On September 28, 2023, the Congress of Peru was awarded a 35,133.05 m^{2} terrain by the National Superintendence of State Assets on the district, to be used as a "Parliamentary Training and Studies Centre" at a total cost of over S/. 17 million and an estimated completion date of December 31, 2025. The news of the high-end facility's intended features and cost, as well as possible damages to the Inca road system, attracted criticism from a number of congressmen and the press.

== Politics ==
Santa María del Mar is under the jurisdiction of its own district municipality, as well as that of the Metropolitan Municipality of Lima.

=== List of mayors ===
Since 2023, the incumbent mayor is Hugo Monteverde.

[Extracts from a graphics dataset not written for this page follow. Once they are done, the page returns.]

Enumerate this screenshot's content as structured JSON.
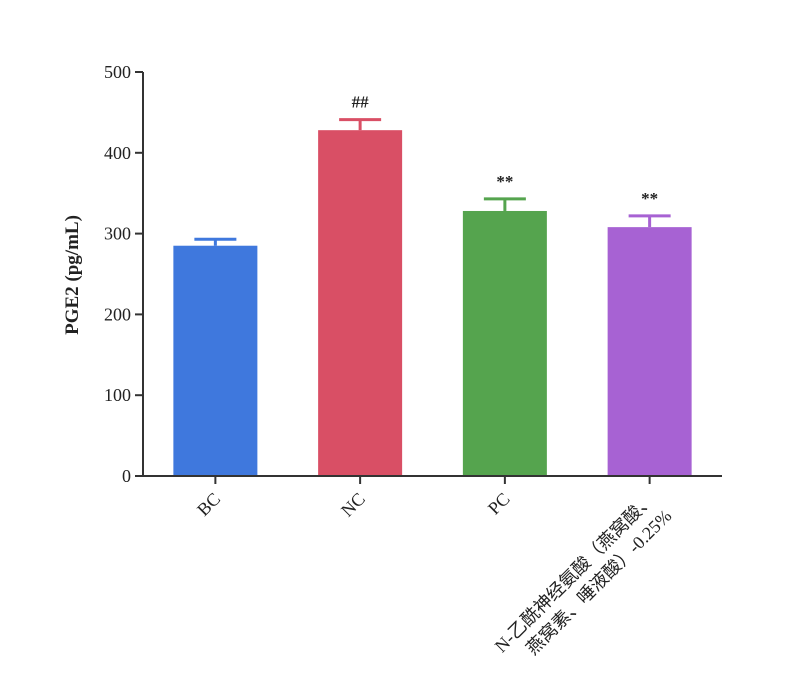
{
  "chart_data": {
    "type": "bar",
    "title": "",
    "xlabel": "",
    "ylabel": "PGE2 (pg/mL)",
    "ylim": [
      0,
      500
    ],
    "yticks": [
      0,
      100,
      200,
      300,
      400,
      500
    ],
    "grid": false,
    "categories": [
      "BC",
      "NC",
      "PC",
      "N-乙酰神经氨酸（燕窝酸、燕窝素、唾液酸）-0.25%"
    ],
    "category_label_lines": [
      [
        "BC"
      ],
      [
        "NC"
      ],
      [
        "PC"
      ],
      [
        "N-乙酰神经氨酸（燕窝酸、",
        "燕窝素、唾液酸）-0.25%"
      ]
    ],
    "values": [
      285,
      428,
      328,
      308
    ],
    "errors": [
      8,
      13,
      15,
      14
    ],
    "significance": [
      "",
      "##",
      "**",
      "**"
    ],
    "colors": [
      "#3f78dd",
      "#d94f65",
      "#55a44e",
      "#a762d3"
    ]
  }
}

| № | Mayor | Party | Term |  |
| Begin | End |
| 1 | Aurelio Yrigoyen Rodrigo | —N/a | 1964 | 1966 |
| 2 | Mercedes Flores de Lercari | Unión Cívica | 1967 | 1969 |
1969–1980: No elections
| 3 | Mercedes Flores de Lercari | Lista Independiente No. 3 | 1981 | 1983 |
| Lista Independiente No. 5 | 1984 | 1986 |
| 4 | Alfredo Arozemena Ferreyros | APRA | 1987 | 1989 |
| 5 | José Fernández Montagne | FREDEMO | 1990 | 1992 |
| Unidad Vecinal Santa María | 1993 | 1995 |
| Cambio 90–Nueva Mayoría | 1996 | 1998 |
| Vamos Vecino | 1999 | 2002 |
| 6 | Ángel Abugattás Nazal | Lista N° 12 "Por Santa María" | 2007 |  |
| APRA | 2007 | 2010 |
| 7 | Viviana Roda Scheuch | Acción Popular | 2011 | 2014 |
| 8 | Marwan Kahhat Abedrabbo | Perú Patria Segura | 2015 | 2018 |
| 9 | Jiries Jamis Sumar | Restauración Nacional | 2019 | 2022 |
| 10 | Hugo Monteverde Cerrutti | Acción Popular | 2022 | Incumbent |

== Geography ==
Santa María del Mar is part of Lima's Cono Sur, an unofficial subregion of the city.

=== Boundaries ===
The district is bordered by the Pacific Ocean to the west, by San Bartolo to the north, by Chilca District to the east, and by Pucusana District to the south.

== Demographics ==
=== Crime ===
In 2024, the district reported no major crimes from January to March.